DİLEK AKAGÜN YILMAZ (Uşak) – Parası
olan dava açacak Sayın Bakan! “Paran kadar adalet” diyorsunuz!
ADALET BAKANI SADULLAH ERGİN (Devamla)
– Bunu kendimize amaç edindik ve bu milletin adalet beklentisini karşılamak
üzere her türlü çalışmayı gece gündüz demeden yapıyoruz, bundan sonra da
yapmaya devam edeceğiz.
AYKUT ERDOĞDU (İstanbul) –
Milletvekilleri üç yıldır içeride Sayın Bakan! Kime ne anlatıyorsun ya?
ADALET BAKANI SADULLAH ERGİN (Devamla)
– Sözlerimi sona erdirirken bir tespitimi de paylaşmak istiyorum. Genel Kurul
açılırken Sayın Meclis Başkan Vekilimiz bir değerlendirmede bulundu.
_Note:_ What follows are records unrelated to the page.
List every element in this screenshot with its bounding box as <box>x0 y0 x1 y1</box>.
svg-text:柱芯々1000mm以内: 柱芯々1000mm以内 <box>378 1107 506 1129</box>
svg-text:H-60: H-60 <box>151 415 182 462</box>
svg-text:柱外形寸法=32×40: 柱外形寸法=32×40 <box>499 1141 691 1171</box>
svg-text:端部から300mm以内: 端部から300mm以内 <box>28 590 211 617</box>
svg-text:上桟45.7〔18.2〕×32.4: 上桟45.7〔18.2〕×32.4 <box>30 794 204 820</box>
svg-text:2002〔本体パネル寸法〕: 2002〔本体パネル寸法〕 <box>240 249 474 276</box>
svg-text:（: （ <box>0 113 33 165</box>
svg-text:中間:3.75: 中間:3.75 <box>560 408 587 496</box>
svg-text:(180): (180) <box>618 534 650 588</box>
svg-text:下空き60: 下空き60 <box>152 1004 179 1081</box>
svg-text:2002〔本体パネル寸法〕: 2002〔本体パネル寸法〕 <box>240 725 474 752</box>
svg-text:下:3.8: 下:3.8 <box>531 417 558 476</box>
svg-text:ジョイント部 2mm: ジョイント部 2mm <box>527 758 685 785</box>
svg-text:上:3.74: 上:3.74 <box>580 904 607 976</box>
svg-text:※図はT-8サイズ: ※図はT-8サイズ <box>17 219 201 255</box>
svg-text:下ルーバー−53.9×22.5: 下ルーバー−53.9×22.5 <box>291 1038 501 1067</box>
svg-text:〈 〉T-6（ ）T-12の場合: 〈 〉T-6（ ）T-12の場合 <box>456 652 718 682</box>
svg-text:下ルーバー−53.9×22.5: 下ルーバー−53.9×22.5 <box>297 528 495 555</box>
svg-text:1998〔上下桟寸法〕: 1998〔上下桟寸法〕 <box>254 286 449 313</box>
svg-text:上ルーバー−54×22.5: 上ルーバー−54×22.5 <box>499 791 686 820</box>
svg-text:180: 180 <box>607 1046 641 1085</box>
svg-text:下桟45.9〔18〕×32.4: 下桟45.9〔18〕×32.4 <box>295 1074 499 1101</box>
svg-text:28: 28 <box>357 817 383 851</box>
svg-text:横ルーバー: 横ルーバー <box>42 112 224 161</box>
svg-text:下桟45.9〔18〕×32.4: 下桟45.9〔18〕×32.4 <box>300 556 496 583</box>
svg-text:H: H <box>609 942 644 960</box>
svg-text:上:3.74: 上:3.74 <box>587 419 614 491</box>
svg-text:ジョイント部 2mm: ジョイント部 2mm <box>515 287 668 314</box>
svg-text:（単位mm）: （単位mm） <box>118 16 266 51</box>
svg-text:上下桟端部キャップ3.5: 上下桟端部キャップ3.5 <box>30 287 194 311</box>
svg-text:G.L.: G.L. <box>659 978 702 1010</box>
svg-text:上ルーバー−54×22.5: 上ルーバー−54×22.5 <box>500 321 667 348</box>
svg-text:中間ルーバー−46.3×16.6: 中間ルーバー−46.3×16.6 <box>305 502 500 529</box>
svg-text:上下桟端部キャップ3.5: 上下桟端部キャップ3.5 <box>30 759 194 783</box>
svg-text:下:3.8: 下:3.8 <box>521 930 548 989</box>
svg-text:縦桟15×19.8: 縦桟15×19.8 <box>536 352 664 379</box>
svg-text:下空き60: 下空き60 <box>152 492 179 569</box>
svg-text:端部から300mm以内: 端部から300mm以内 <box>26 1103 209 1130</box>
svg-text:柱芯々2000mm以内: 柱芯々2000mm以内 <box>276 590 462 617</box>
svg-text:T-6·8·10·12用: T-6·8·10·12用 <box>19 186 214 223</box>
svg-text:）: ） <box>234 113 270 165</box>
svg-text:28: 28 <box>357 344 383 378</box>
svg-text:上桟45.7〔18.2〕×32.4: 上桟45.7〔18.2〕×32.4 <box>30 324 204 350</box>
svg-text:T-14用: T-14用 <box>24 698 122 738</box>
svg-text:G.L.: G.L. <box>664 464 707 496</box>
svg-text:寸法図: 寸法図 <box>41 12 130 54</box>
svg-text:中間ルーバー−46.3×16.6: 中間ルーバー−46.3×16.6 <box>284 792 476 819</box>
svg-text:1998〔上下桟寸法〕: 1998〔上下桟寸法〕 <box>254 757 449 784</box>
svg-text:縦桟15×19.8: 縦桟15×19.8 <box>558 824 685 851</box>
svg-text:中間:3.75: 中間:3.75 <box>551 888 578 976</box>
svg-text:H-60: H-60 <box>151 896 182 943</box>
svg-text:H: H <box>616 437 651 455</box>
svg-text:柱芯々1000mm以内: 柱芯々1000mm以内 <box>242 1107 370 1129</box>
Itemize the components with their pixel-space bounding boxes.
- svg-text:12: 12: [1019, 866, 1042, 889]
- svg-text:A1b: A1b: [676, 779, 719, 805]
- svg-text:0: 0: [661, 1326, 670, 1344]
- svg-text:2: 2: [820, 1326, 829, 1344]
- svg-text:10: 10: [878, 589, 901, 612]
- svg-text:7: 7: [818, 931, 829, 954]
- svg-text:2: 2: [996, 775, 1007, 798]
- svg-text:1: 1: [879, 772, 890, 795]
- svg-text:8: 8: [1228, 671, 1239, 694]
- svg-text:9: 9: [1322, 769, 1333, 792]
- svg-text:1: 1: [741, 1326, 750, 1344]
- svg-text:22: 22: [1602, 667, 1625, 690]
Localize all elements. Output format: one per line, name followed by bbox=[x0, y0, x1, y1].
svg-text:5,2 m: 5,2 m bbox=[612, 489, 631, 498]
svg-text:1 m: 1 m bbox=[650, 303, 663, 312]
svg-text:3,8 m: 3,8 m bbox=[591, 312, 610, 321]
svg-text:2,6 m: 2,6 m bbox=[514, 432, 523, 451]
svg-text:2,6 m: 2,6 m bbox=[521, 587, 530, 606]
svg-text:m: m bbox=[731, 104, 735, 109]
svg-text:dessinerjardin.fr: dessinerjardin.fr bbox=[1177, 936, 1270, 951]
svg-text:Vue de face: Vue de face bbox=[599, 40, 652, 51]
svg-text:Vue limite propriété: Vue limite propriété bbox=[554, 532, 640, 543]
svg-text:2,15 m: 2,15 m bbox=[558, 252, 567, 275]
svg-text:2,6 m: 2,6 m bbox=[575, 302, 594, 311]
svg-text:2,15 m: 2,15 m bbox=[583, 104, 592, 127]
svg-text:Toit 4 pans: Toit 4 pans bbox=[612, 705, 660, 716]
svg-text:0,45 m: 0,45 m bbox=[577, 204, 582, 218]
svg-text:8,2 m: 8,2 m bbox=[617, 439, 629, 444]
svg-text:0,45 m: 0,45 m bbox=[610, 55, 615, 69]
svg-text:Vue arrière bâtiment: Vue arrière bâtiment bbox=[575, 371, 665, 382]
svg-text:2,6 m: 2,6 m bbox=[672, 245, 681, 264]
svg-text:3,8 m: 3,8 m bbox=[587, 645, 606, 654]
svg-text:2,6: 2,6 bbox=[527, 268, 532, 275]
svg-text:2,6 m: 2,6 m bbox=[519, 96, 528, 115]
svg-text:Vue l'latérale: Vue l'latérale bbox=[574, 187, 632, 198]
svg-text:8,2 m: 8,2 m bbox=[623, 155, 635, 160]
Sayın
Başkana şunu hatırlatmak istiyorum: Sadaka veren ve alanlara ilişkin yakışık
almayan sözler söyledi Sayın Başkan, yargıya yönelik o kürsüden telkinlerde
bulundu Sayın Başkan, Hükûmeti eleştiren değerlendirmeler yaptı Sayın Başkan.
MALİK ECDER ÖZDEMİR (Sivas) – Meclis
Başkanına mı müdahale etmeye başladın bu sefer de?
ADALET BAKANI SADULLAH ERGİN (Devamla)
– Bunların hepsi yapılabilir, bu eleştirilerin hepsi yapılabilir ama Sayın
Başkanım, kusura bakmayın, o kürsüden yapılamaz bunlar, buradan yaparsınız, o
eleştirileri bu kürsüden yaparsınız ama orada oturan Başkan Genel Kurulu
tarafsız yönetmek zorundadır. (AK PARTİ sıralarından alkışlar)
Hepinize saygılar sunuyorum. (AK PARTİ
sıralarından “Bravo” sesleri, alkışlar)
BAŞKAN – Teşekkür ederiz Sayın Ergin.
HASİP KAPLAN (Şırnak) – Stadyuma
çevirdiniz ya burayı!
MUHARREM İNCE (Yalova) – Sayın Başkan…
BAŞKAN – Sayın milletvekilleri, benim
burada yaptığım değerlendirmeler bir hukuk devletinde olması gereken
unsurlardır, Türkiye Büyük Millet Meclisinin koruması gereken onuru
hakkındadır, teşekkürlerimi sunuyorum dinlediğiniz için de o değerlendirmeleri.
Buyurun Sayın İnce.
MUHARREM İNCE (Yalova) – Sayın Başkan,
Sayın Bakan Cumhuriyet Halk Partisine sataşmıştır… (AK PARTİ sıralarından
gürültüler)
BAŞKAN – Sayın milletvekilleri, lütfen
sakin olursanız talebi dinleyebileyim.
MUHARREM İNCE (Yalova) – …bizi
darbelere destek olmakla suçlamıştır. İç Tüzük 69’a göre söz istiyorum.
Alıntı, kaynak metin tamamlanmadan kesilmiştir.